Identification of a novel ATPase activity in 14-3-3 proteins--evidence from enzyme kinetics, structure guided modeling and mutagenesis studies.

14-3-3 Proteins bind phosphorylated sequences in proteins and regulate multiple cellular functions. For the first time, we show that pure recombinant human 14-3-3 ζ, γ, ε and τ isofoms hydrolyze ATP with similar Km and kcat values. In sharp contrast the sigma isoform has no detectable activity. Docking studies identify two putative binding pockets in 14-3-3 zeta. Mutation of D124A in the amphipathic pocket enhances binding affinity and catalysis. Mutation of a critical Arg (R55A) at the dimer interface in zeta reduces binding and decreases catalysis. These experimental results coincide with a binding pose at the dimer interface. This newly identified function could be a moon lighting function in some of these isoforms.

Discovery of multiple interacting partners of gankyrin, a proteasomal chaperone and an oncoprotein--evidence for a common hot spot site at the interface and its functional relevance.
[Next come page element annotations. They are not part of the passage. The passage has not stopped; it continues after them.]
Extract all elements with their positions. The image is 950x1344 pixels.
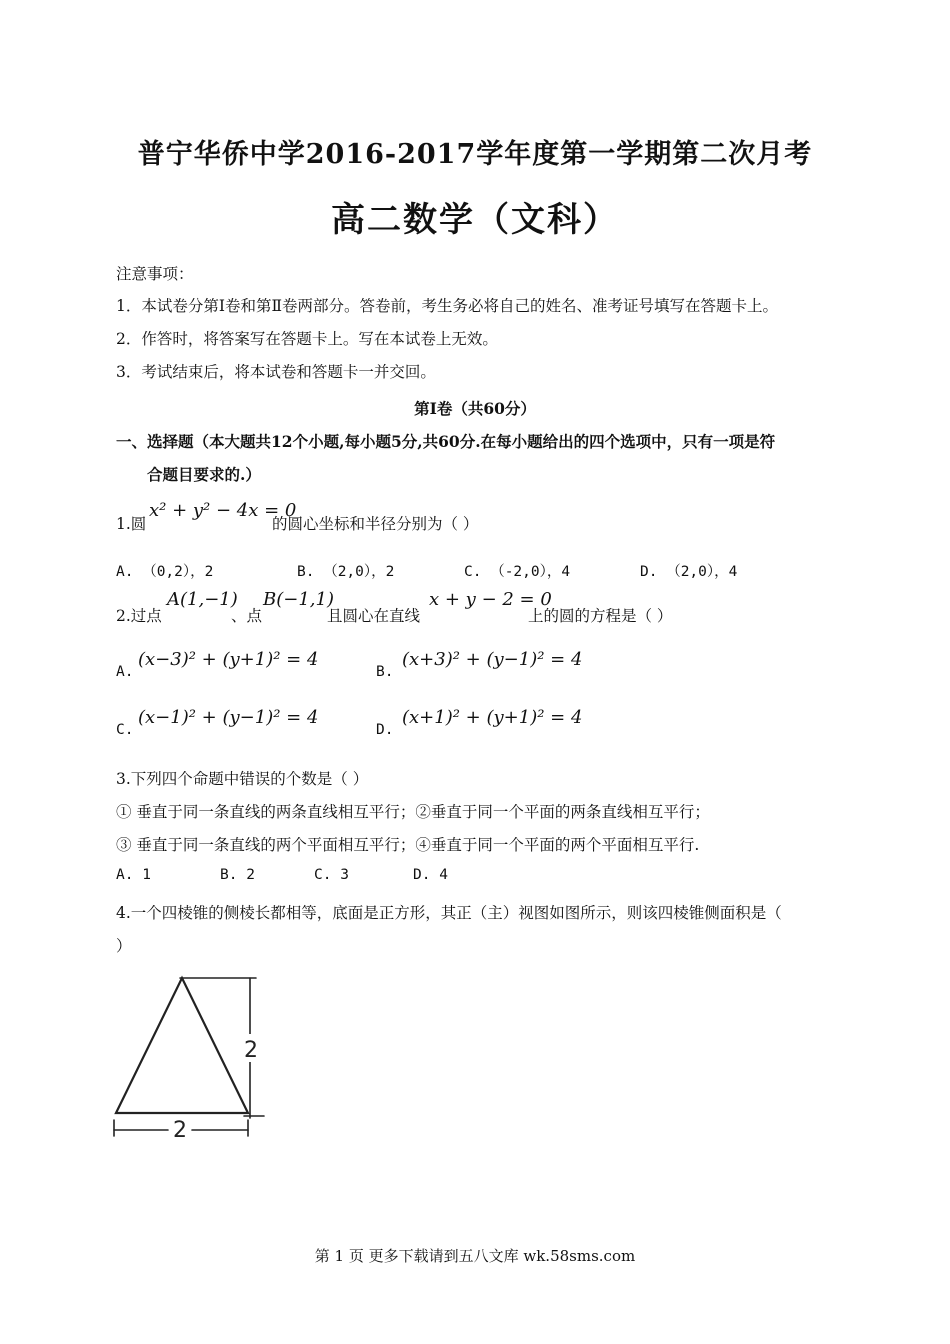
q2-prefix: 2.过点 [116, 607, 162, 625]
q2-point-b: B(−1,1) [263, 589, 334, 610]
section-heading: 第Ⅰ卷（共60分） [414, 399, 536, 418]
q4-stem-line-1: 4.一个四棱锥的侧棱长都相等，底面是正方形，其正（主）视图如图所示，则该四棱锥侧面积是（ [116, 904, 782, 922]
q3-option-a: A. 1 [116, 867, 151, 883]
q2-option-c: (x−1)² + (y−1)² = 4 [138, 707, 319, 728]
q2-mid: 、点 [231, 607, 263, 625]
exam-subtitle: 高二数学（文科） [331, 200, 619, 240]
q1-equation: x² + y² − 4x = 0 [149, 500, 297, 521]
exam-title: 普宁华侨中学2016-2017学年度第一学期第二次月考 [137, 139, 813, 170]
q2-suffix: 上的圆的方程是（ ） [528, 607, 673, 625]
q2-line: x + y − 2 = 0 [429, 589, 552, 610]
front-view-figure [108, 970, 278, 1140]
q4-stem-line-2: ） [116, 937, 132, 955]
q1-option-c: C. （-2,0），4 [464, 564, 571, 580]
q1-option-a: A. （0,2），2 [116, 564, 214, 580]
q1-option-d: D. （2,0），4 [640, 564, 738, 580]
q2-option-d: (x+1)² + (y+1)² = 4 [402, 707, 583, 728]
q2-option-a-label: A. [116, 664, 134, 680]
q3-option-b: B. 2 [220, 867, 255, 883]
q2-option-b-label: B. [376, 664, 394, 680]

Gankyrin, a non-ATPase component of the proteasome and a chaperone of proteasome assembly, is also an oncoprotein. Gankyrin regulates a variety of oncogenic signaling pathways in cancer cells and accelerates degradation of tumor suppressor proteins p53 and Rb. Therefore gankyrin may be a unique hub integrating signaling networks with the degradation pathway. To identify new interactions that may be crucial in consolidating its role as an oncogenic hub, crystal structure of gankyrin-proteasome ATPase complex was used to predict novel interacting partners. EEVD, a four amino acid linear sequence seems a hot spot site at this interface. By searching for EEVD in exposed regions of human proteins in PDB database, we predicted 34 novel interactions. Eight proteins were tested and seven of them were found to interact with gankyrin. Affinity of four interactions is high enough for endogenous detection. Others require gankyrin overexpression in HEK 293 cells or occur endogenously in breast cancer cell line- MDA-MB-435, reflecting lower affinity or presence of a deregulated network. Mutagenesis and peptide inhibition confirm that EEVD is the common hot spot site at these interfaces and therefore a potential polypharmacological drug target. In MDA-MB-231 cells in which the endogenous CLIC1 is silenced, trans-expression of Wt protein (CLIC1_EEVD) and not the hot spot site mutant (CLIC1_AAVA) resulted in significant rescue of the migratory potential. Our approach can be extended to identify novel functionally relevant protein-protein interactions, in expansion of oncogenic networks and in identifying potential therapeutic targets.